Fig. 3.. Cryo-EM structure of the Omicron spike protein–ACE2 complex.

(A) Cryo-EM map of the Omicron spike protein in complex with human ACE2 at 2.45-Å resolution after global refinement. The three protomers are colored in different shades of purple, and the density for bound ACE2 is colored in blue. (B) Cryo-EM map of the Omicron spike protein RBD in complex with ACE2 at 2.66-Å resolution after focused refinement. The boxed area indicates the region highlighted in (C). (C) Cryo-EM density mesh at the Omicron spike protein RBD–ACE2 interface, with fitted atomic model. Yellow and red dashed lines represent new hydrogen bonds and ionic interactions, respectively. (D to F) Comparison of the RBD-ACE2 interface between the Omicron (top) and Delta (bottom) variants. Compared with the Delta variant, new interactions are formed as a result of the mutations Q493R, G496S, and Q498R (D) and local structural changes owing to the N501Y and Y505H (Tyr⁵⁰⁵→His) mutations (E) present in the Omicron variant. The salt bridge between Delta RBD K417 and ACE2 D30 that is present in the Delta variant spike protein but lost in the Omicron variant is highlighted in (F). Yellow and red dashed lines represent hydrogen bonds and ionic interactions, respectively.

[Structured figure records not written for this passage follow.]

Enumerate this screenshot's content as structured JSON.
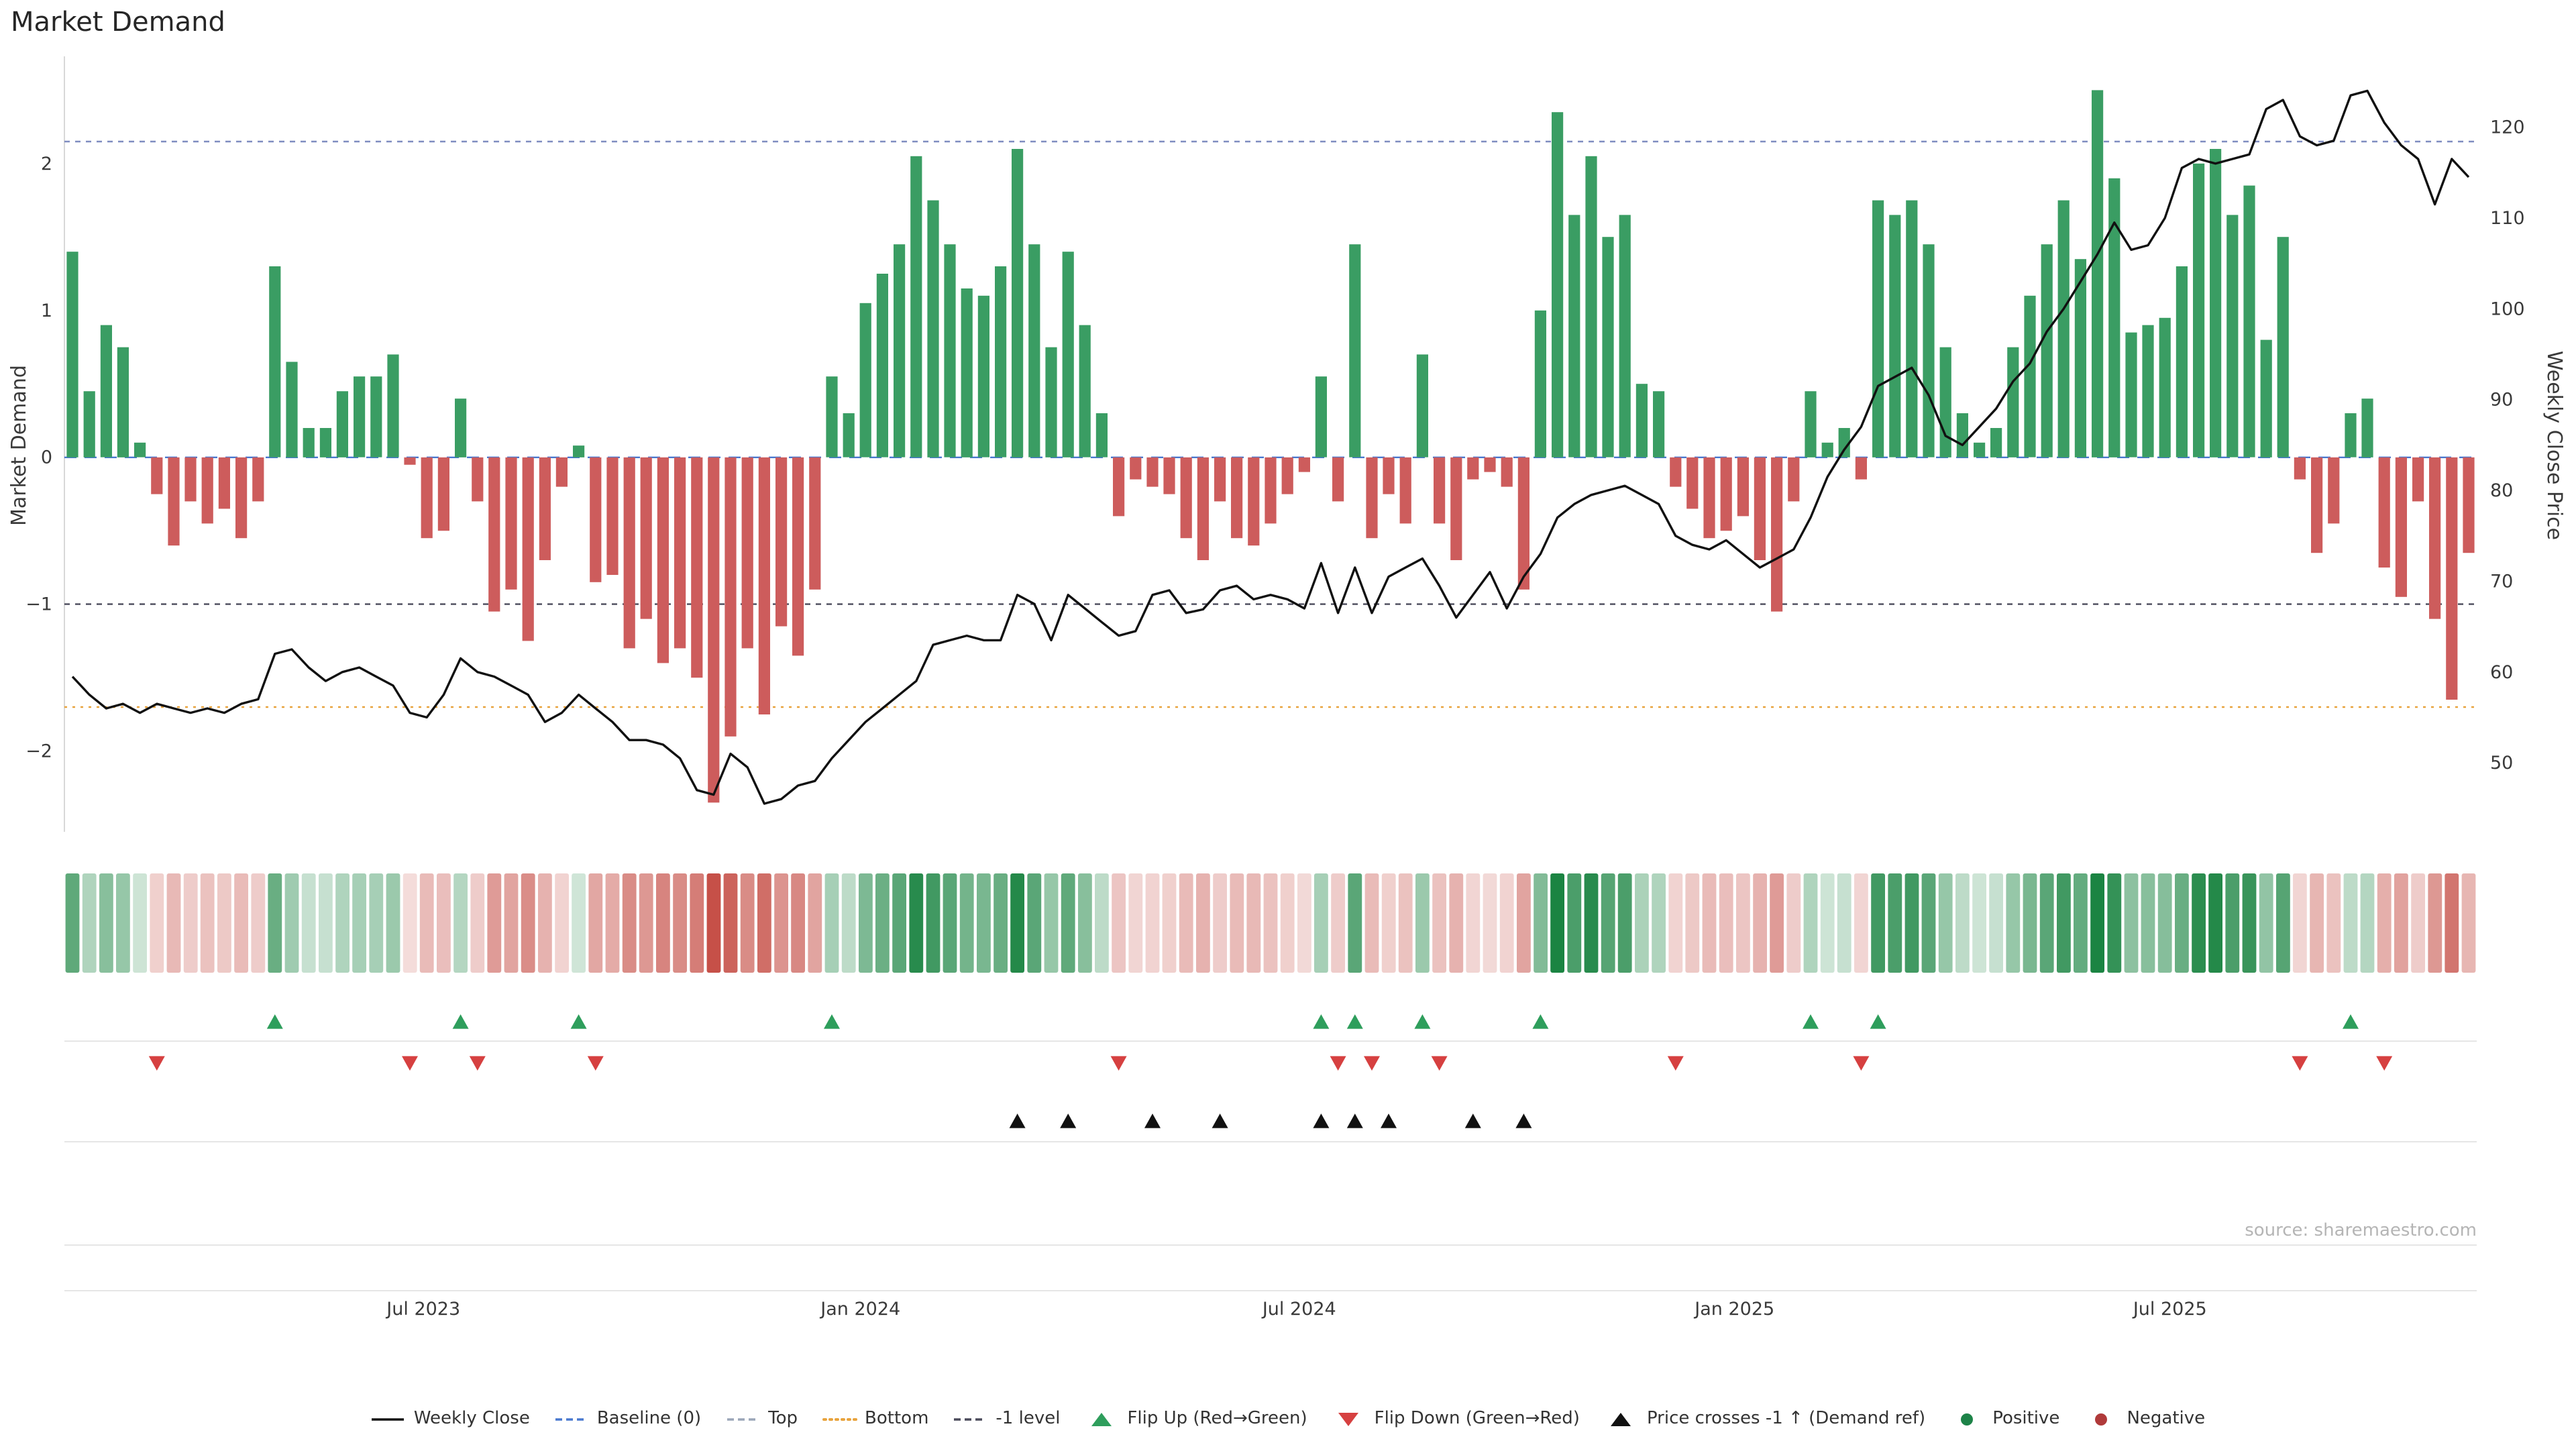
{
  "title": "Market Demand",
  "source": "source: sharemaestro.com",
  "axes": {
    "left": {
      "label": "Market Demand",
      "ticks": [
        2,
        1,
        0,
        -1,
        -2
      ]
    },
    "right": {
      "label": "Weekly Close Price",
      "ticks": [
        120,
        110,
        100,
        90,
        80,
        70,
        60,
        50
      ]
    },
    "x": {
      "ticks": [
        {
          "label": "Jul 2023",
          "pos": 20.8
        },
        {
          "label": "Jan 2024",
          "pos": 46.7
        },
        {
          "label": "Jul 2024",
          "pos": 72.7
        },
        {
          "label": "Jan 2025",
          "pos": 98.5
        },
        {
          "label": "Jul 2025",
          "pos": 124.3
        }
      ]
    }
  },
  "colors": {
    "positive": "#3a9d63",
    "negative": "#cd5c5c",
    "price_line": "#111111",
    "baseline": "#4878cf",
    "top_line": "#7f8cc0",
    "bottom_line": "#e8a33d",
    "minus1_line": "#4a4a5a",
    "flip_up": "#2e9e5c",
    "flip_down": "#d64040",
    "price_cross": "#111111",
    "heat_pos": "27,132,66",
    "heat_neg": "198,80,72",
    "grid": "#e6e6e6",
    "tick_text": "#3a3a3a"
  },
  "chart_data": {
    "type": "bar",
    "title": "Market Demand",
    "x_tick_labels": [
      "Jul 2023",
      "Jan 2024",
      "Jul 2024",
      "Jan 2025",
      "Jul 2025"
    ],
    "left_ylabel": "Market Demand",
    "right_ylabel": "Weekly Close Price",
    "left_ylim": [
      -2.55,
      2.73
    ],
    "right_ylim": [
      42.4,
      127.8
    ],
    "reference_lines": {
      "baseline": 0,
      "top": 2.15,
      "bottom": -1.7,
      "minus_one": -1
    },
    "series": [
      {
        "name": "Market Demand",
        "type": "bar",
        "axis": "left",
        "values": [
          1.4,
          0.45,
          0.9,
          0.75,
          0.1,
          -0.25,
          -0.6,
          -0.3,
          -0.45,
          -0.35,
          -0.55,
          -0.3,
          1.3,
          0.65,
          0.2,
          0.2,
          0.45,
          0.55,
          0.55,
          0.7,
          -0.05,
          -0.55,
          -0.5,
          0.4,
          -0.3,
          -1.05,
          -0.9,
          -1.25,
          -0.7,
          -0.2,
          0.08,
          -0.85,
          -0.8,
          -1.3,
          -1.1,
          -1.4,
          -1.3,
          -1.5,
          -2.35,
          -1.9,
          -1.3,
          -1.75,
          -1.15,
          -1.35,
          -0.9,
          0.55,
          0.3,
          1.05,
          1.25,
          1.45,
          2.05,
          1.75,
          1.45,
          1.15,
          1.1,
          1.3,
          2.1,
          1.45,
          0.75,
          1.4,
          0.9,
          0.3,
          -0.4,
          -0.15,
          -0.2,
          -0.25,
          -0.55,
          -0.7,
          -0.3,
          -0.55,
          -0.6,
          -0.45,
          -0.25,
          -0.1,
          0.55,
          -0.3,
          1.45,
          -0.55,
          -0.25,
          -0.45,
          0.7,
          -0.45,
          -0.7,
          -0.15,
          -0.1,
          -0.2,
          -0.9,
          1.0,
          2.35,
          1.65,
          2.05,
          1.5,
          1.65,
          0.5,
          0.45,
          -0.2,
          -0.35,
          -0.55,
          -0.5,
          -0.4,
          -0.7,
          -1.05,
          -0.3,
          0.45,
          0.1,
          0.2,
          -0.15,
          1.75,
          1.65,
          1.75,
          1.45,
          0.75,
          0.3,
          0.1,
          0.2,
          0.75,
          1.1,
          1.45,
          1.75,
          1.35,
          2.5,
          1.9,
          0.85,
          0.9,
          0.95,
          1.3,
          2.0,
          2.1,
          1.65,
          1.85,
          0.8,
          1.5,
          -0.15,
          -0.65,
          -0.45,
          0.3,
          0.4,
          -0.75,
          -0.95,
          -0.3,
          -1.1,
          -1.65,
          -0.65
        ]
      },
      {
        "name": "Weekly Close",
        "type": "line",
        "axis": "right",
        "values": [
          59.5,
          57.5,
          56,
          56.5,
          55.5,
          56.5,
          56,
          55.5,
          56,
          55.5,
          56.5,
          57,
          62,
          62.5,
          60.5,
          59,
          60,
          60.5,
          59.5,
          58.5,
          55.5,
          55,
          57.5,
          61.5,
          60,
          59.5,
          58.5,
          57.5,
          54.5,
          55.5,
          57.5,
          56,
          54.5,
          52.5,
          52.5,
          52,
          50.5,
          47,
          46.5,
          51,
          49.5,
          45.5,
          46,
          47.5,
          48,
          50.5,
          52.5,
          54.5,
          56,
          57.5,
          59,
          63,
          63.5,
          64,
          63.5,
          63.5,
          68.5,
          67.5,
          63.5,
          68.5,
          67,
          65.5,
          64,
          64.5,
          68.5,
          69,
          66.5,
          66.9,
          69,
          69.5,
          68,
          68.5,
          68,
          67,
          72,
          66.5,
          71.5,
          66.5,
          70.5,
          71.5,
          72.5,
          69.5,
          66,
          68.5,
          71,
          67,
          70.5,
          73,
          77,
          78.5,
          79.5,
          80,
          80.5,
          79.5,
          78.5,
          75,
          74,
          73.5,
          74.5,
          73,
          71.5,
          72.5,
          73.5,
          77,
          81.5,
          84.5,
          87,
          91.5,
          92.5,
          93.5,
          90.5,
          86,
          85,
          87,
          89,
          92,
          94,
          97.5,
          100,
          103,
          106,
          109.5,
          106.5,
          107,
          110,
          115.5,
          116.5,
          116,
          116.5,
          117,
          122,
          123,
          119,
          118,
          118.5,
          123.5,
          124,
          120.5,
          118,
          116.5,
          111.5,
          116.5,
          114.5
        ]
      }
    ],
    "markers": {
      "flip_up_indices": [
        12,
        23,
        30,
        45,
        74,
        76,
        80,
        87,
        103,
        107,
        135
      ],
      "flip_down_indices": [
        5,
        20,
        24,
        31,
        62,
        75,
        77,
        81,
        95,
        106,
        132,
        137
      ],
      "price_cross_indices": [
        56,
        59,
        64,
        68,
        74,
        76,
        78,
        83,
        86
      ]
    },
    "heatmap": {
      "source_series": "Market Demand",
      "encoding": "green = positive, red = negative, intensity = magnitude"
    },
    "legend_position": "bottom"
  },
  "legend": {
    "items": [
      {
        "label": "Weekly Close",
        "swatch": "line",
        "color": "#111111"
      },
      {
        "label": "Baseline (0)",
        "swatch": "dashed",
        "color": "#4878cf"
      },
      {
        "label": "Top",
        "swatch": "dashed",
        "color": "#9aa5b8"
      },
      {
        "label": "Bottom",
        "swatch": "dotted",
        "color": "#e8a33d"
      },
      {
        "label": "-1 level",
        "swatch": "dashed",
        "color": "#4a4a5a"
      },
      {
        "label": "Flip Up (Red→Green)",
        "swatch": "triangle-up",
        "color": "#2e9e5c"
      },
      {
        "label": "Flip Down (Green→Red)",
        "swatch": "triangle-down",
        "color": "#d64040"
      },
      {
        "label": "Price crosses -1 ↑ (Demand ref)",
        "swatch": "triangle-up",
        "color": "#111111"
      },
      {
        "label": "Positive",
        "swatch": "dot",
        "color": "#1d8348"
      },
      {
        "label": "Negative",
        "swatch": "dot",
        "color": "#b03a3a"
      }
    ]
  }
}
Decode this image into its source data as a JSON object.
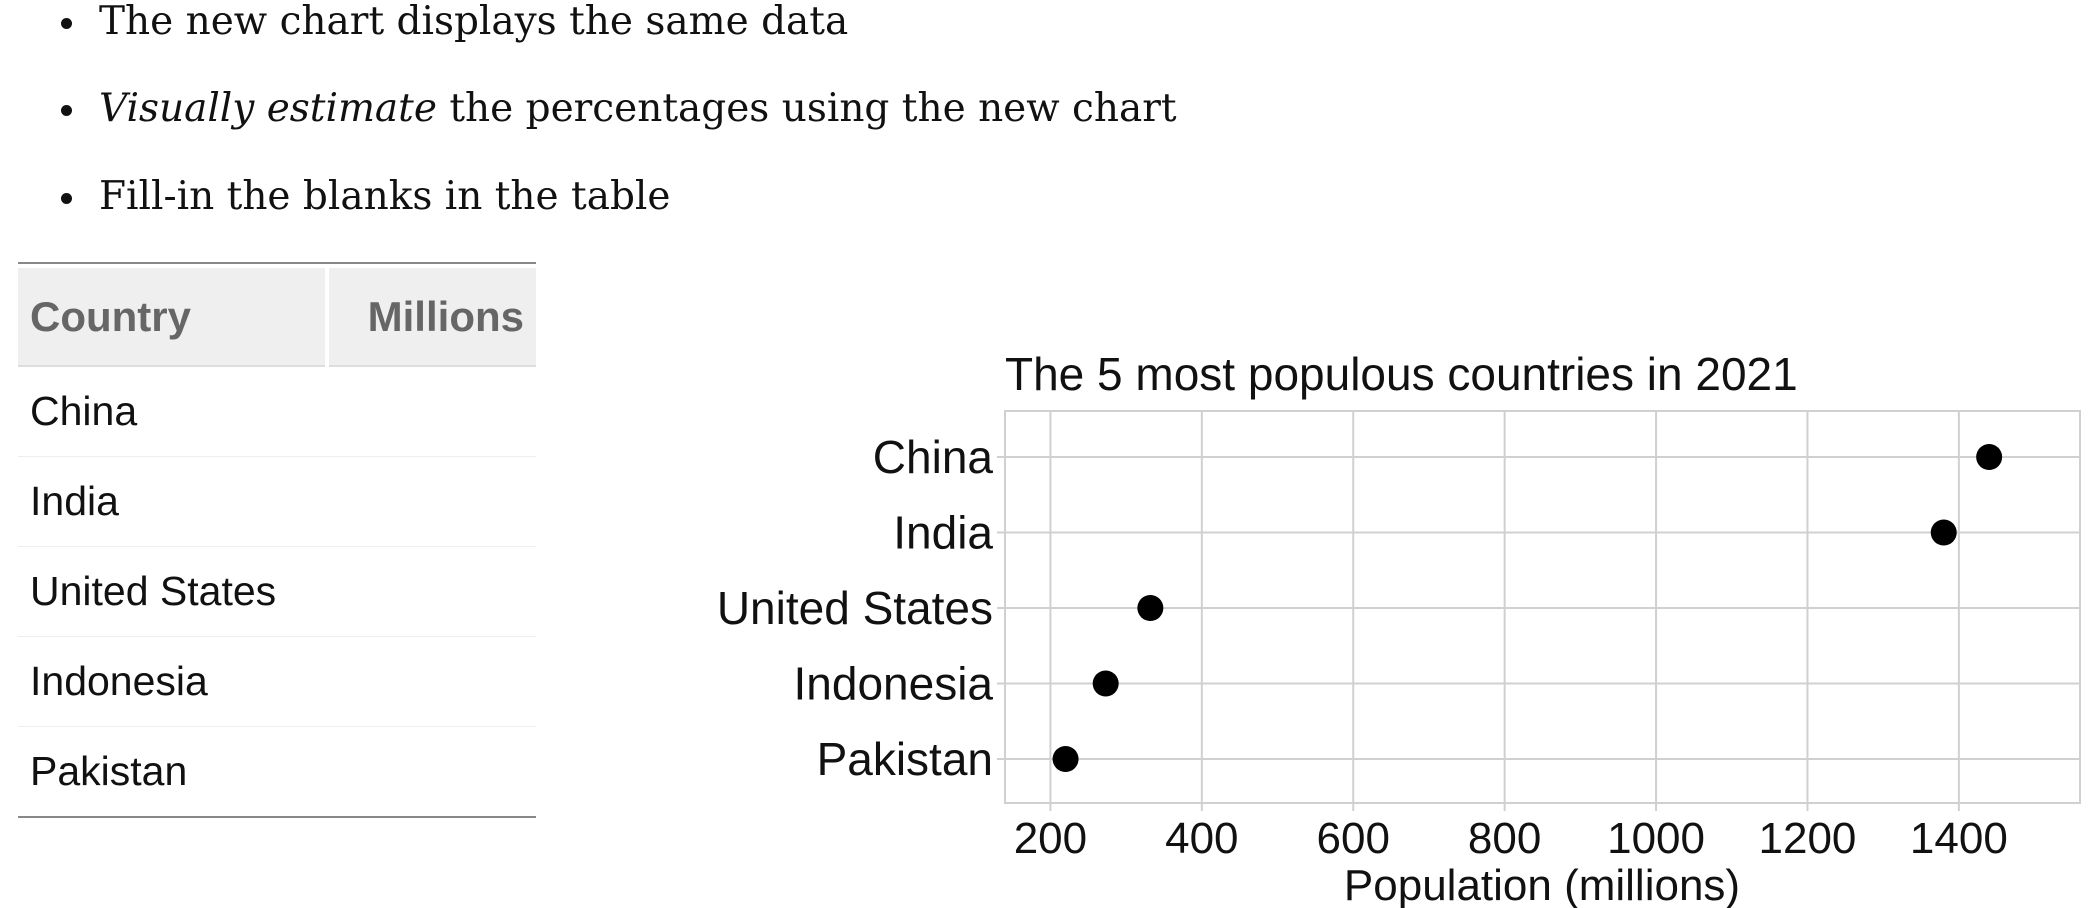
{
  "bullets": {
    "item1": "The new chart displays the same data",
    "item2_italic": "Visually estimate",
    "item2_rest": " the percentages using the new chart",
    "item3": "Fill-in the blanks in the table"
  },
  "table": {
    "headers": [
      "Country",
      "Millions"
    ],
    "rows": [
      {
        "country": "China",
        "millions": ""
      },
      {
        "country": "India",
        "millions": ""
      },
      {
        "country": "United States",
        "millions": ""
      },
      {
        "country": "Indonesia",
        "millions": ""
      },
      {
        "country": "Pakistan",
        "millions": ""
      }
    ]
  },
  "chart_data": {
    "type": "scatter",
    "title": "The 5 most populous countries in 2021",
    "xlabel": "Population (millions)",
    "ylabel": "",
    "categories": [
      "China",
      "India",
      "United States",
      "Indonesia",
      "Pakistan"
    ],
    "values": [
      1440,
      1380,
      332,
      273,
      220
    ],
    "xlim": [
      140,
      1560
    ],
    "xticks": [
      200,
      400,
      600,
      800,
      1000,
      1200,
      1400
    ],
    "grid": true,
    "colors": {
      "point": "#000000",
      "grid": "#d0d0d0",
      "panel_border": "#d0d0d0"
    }
  }
}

Fig. 4.. Monoclonal antibodies and vaccinated and convalescent patient-derived sera exhibit decreased Omicron neutralization potency.

(A) Maximum neutralization achieved by the indicated monoclonal antibodies against wild-type and Omicron pseudoviruses (n = 3 technical replicates). Error bars denote standard deviation of the mean. (B) Antibody binding footprints for the monoclonal antibodies tested in this study. Omicron spike protein mutations that fall within each antibody footprint are labeled. (C) Log-fold 50% effective concentration (EC50) dilutions for vaccinated and convalescent patient sera for either wild-type (WT) versus Omicron variant pseudoviruses (top) or Delta versus Omicron variant pseudoviruses (bottom). (D) As in (C) but with a breakdown of the convalescent patients into previous infection with Delta, Alpha, or Gamma variants of concern. A pairwise statistical significance test was performed using the Wilcoxon matched pairs test (*P ≤ 0.05; **P ≤ 0.01; ***P ≤ 0.001; ****P ≤ 0.0001). The fold change in the geometric mean between the two groups is shown in red at the top of each plot.